The department dropped its investigation after an inspection by a DEQ employee.

“It probably would have been a good idea to do the inspection before we sent the notice,” Silfven said.
After some wrangling the agency ultimately dropped the issue, but not before Stephen Tvedten found an inventive way of quickly pointing out both how ludicrous and humorous the situation was. In a way dusty legal language never could, such a letter serves to drive home the silliness of Michigan DEQ’s intractable posturing. The beavers are likely still ignorant of how close they came to being fined $10,000 a day for dam living expenses.
tl;dr: DEQ objected to Mr. Tvedten maintaining the dams himself after the beavers had abandoned them, claiming to have inspected the dams. DQE subsequently admitted that they did not inspect the site before sending the December letter.
 
DEQ objected to his claimed maintenance of said dams, but on inspection withdrew their objection.
 
I have 4.6 acres in Alabama that I hope to sell, near a little town of about 800 people where my mother was born, my grandfather willed it to my mother and I. Had not been to it in nearly 10 years. Went back recently for various reasons. I was reviewing a Google Map Satellite view of it before I went, and saw that someone (presumably the farmer on the other side) had built a dam across a creek running on my side of the property, the backed-up water spread to the neighbor's farmland and gave THEM access to the creek's water. Rather than order them to remove it, or threaten a lawsuit, I was going to use that as a good reason why they might just want to buy the 4.6 acres of land.

So, I got there, and found the dam was busted since that Satellite pic was taken. Also someone who lives near drove by, we struck up a conversation. Turned out it was beavers who built it. The land has a right-of-way for a set of gas pipelines to go thru, underground, and under that creek. He told me that the pipeline company blew the dam up. I presume "gently" blew it up, since, uh, pipelines below (actually they might have used heavy equipment to just dig/rip it out but "blew it up" sounds better. I saw signs that some man-made equipment might have dug out along one side where the water now flows zig-zag, and some wood remained on the other side).

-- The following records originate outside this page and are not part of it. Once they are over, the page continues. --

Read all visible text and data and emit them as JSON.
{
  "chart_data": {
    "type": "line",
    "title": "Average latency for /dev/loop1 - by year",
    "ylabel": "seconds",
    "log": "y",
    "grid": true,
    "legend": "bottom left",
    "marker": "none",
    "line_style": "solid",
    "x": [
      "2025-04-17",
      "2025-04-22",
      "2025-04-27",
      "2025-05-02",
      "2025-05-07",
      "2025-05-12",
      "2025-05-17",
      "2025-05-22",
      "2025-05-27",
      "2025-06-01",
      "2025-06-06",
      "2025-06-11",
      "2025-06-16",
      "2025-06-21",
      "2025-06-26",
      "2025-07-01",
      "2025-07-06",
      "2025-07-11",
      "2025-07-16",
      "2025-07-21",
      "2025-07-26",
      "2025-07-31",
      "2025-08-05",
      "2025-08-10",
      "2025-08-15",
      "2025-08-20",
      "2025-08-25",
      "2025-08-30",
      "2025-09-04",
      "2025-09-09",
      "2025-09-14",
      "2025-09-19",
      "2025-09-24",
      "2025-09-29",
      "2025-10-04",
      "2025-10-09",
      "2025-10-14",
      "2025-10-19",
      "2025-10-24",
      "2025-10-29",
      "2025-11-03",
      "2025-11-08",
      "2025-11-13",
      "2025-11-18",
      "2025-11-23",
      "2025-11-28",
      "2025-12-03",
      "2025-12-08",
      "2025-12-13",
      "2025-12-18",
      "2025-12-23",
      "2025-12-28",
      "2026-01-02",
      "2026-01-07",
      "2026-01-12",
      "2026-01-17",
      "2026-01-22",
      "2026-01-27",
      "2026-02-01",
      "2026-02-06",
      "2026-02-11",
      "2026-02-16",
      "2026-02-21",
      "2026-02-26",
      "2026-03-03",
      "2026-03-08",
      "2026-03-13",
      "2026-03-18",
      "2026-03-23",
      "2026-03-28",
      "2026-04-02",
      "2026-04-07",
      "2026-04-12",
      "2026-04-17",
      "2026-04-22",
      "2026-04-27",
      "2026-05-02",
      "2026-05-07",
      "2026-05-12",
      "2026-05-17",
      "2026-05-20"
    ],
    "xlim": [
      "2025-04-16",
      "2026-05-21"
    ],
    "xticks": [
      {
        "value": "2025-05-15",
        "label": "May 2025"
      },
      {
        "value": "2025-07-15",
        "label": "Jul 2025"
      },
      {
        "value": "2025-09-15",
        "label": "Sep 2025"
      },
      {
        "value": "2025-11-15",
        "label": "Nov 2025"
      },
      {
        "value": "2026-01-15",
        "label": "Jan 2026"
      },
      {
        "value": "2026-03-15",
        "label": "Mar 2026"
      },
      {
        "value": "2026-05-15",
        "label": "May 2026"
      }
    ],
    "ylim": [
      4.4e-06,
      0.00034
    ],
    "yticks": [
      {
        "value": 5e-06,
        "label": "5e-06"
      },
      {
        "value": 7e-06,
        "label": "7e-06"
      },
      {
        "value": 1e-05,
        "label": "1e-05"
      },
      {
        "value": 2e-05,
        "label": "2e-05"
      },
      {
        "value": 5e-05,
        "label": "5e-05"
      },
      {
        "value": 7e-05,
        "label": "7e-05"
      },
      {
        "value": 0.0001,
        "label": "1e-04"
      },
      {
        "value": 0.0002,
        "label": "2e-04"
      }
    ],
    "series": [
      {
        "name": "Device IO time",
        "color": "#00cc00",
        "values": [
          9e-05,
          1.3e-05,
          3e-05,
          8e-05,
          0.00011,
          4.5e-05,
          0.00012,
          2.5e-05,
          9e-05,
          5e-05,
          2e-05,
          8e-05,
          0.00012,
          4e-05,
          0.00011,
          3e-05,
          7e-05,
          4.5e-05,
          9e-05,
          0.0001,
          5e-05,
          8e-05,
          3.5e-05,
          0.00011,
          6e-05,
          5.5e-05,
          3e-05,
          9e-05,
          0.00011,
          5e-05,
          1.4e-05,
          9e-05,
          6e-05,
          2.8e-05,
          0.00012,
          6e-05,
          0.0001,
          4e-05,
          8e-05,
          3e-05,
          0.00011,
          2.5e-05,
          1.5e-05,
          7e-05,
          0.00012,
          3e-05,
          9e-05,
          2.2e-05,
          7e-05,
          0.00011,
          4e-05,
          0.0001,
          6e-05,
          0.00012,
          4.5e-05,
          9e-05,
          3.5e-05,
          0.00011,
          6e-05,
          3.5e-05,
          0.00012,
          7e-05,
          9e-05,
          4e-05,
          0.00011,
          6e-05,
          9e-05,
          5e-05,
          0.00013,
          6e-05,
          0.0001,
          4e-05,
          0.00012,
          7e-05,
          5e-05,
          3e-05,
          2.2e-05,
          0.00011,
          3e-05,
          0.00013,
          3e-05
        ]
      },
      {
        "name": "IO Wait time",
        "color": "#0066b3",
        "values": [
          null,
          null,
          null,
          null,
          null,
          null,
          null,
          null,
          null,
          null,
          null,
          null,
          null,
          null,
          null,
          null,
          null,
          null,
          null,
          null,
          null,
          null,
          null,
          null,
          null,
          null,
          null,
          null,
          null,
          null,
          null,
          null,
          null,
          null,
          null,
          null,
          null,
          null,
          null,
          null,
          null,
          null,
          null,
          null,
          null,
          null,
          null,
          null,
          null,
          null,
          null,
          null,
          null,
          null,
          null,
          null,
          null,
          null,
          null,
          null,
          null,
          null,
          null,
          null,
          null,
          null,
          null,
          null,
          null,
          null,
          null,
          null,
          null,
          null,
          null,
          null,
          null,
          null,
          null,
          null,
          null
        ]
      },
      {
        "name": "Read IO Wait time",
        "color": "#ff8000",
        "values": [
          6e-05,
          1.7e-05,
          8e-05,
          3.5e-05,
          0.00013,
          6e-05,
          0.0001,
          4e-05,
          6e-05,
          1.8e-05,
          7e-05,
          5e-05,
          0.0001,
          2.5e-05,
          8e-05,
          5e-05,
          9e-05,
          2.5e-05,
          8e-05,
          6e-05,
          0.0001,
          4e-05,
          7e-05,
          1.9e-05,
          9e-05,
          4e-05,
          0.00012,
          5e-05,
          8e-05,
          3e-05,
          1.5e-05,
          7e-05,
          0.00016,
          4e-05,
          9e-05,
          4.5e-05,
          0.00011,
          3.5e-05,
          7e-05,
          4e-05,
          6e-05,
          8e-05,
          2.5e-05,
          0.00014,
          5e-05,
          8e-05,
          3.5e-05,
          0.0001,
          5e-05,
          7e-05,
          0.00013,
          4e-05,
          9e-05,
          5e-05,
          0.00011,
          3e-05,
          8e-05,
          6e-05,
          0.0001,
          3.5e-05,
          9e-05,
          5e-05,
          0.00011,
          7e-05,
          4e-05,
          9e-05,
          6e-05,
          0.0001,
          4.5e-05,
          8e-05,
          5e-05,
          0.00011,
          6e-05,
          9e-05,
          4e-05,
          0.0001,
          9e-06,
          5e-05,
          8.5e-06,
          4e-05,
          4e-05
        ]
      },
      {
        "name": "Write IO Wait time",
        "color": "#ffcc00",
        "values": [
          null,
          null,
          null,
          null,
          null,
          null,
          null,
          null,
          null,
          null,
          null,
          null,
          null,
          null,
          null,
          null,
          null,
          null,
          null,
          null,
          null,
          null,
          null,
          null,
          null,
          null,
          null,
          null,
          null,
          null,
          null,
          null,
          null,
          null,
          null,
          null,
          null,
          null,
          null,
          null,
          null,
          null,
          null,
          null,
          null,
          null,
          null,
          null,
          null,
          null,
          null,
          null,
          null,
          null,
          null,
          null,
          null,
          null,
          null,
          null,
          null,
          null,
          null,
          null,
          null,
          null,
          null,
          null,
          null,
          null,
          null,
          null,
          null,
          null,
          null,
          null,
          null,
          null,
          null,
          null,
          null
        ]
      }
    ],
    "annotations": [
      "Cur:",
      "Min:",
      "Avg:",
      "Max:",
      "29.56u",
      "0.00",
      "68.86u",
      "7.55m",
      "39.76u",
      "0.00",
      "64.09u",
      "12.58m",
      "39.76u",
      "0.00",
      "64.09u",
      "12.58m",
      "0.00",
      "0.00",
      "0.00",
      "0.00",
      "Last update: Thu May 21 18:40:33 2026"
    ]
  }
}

In the photo below, the creek flows from right, then away, then to the left ).
37NATCD.jpg
 
A couple of years ago an oil pipe line broke near the Willard Bay recreational reservoir here in Utah and would have done severe damage if hadn't been for the hard work of two or three beavers. As a consequence the environmental oil pollution clean-up was easier. The Utah wild life department captured the beavers and cleaned up their oil-soaked fur coats. After several months of rehabilitation the beavers were put back to work in the wild building their dam. Good little Beavers!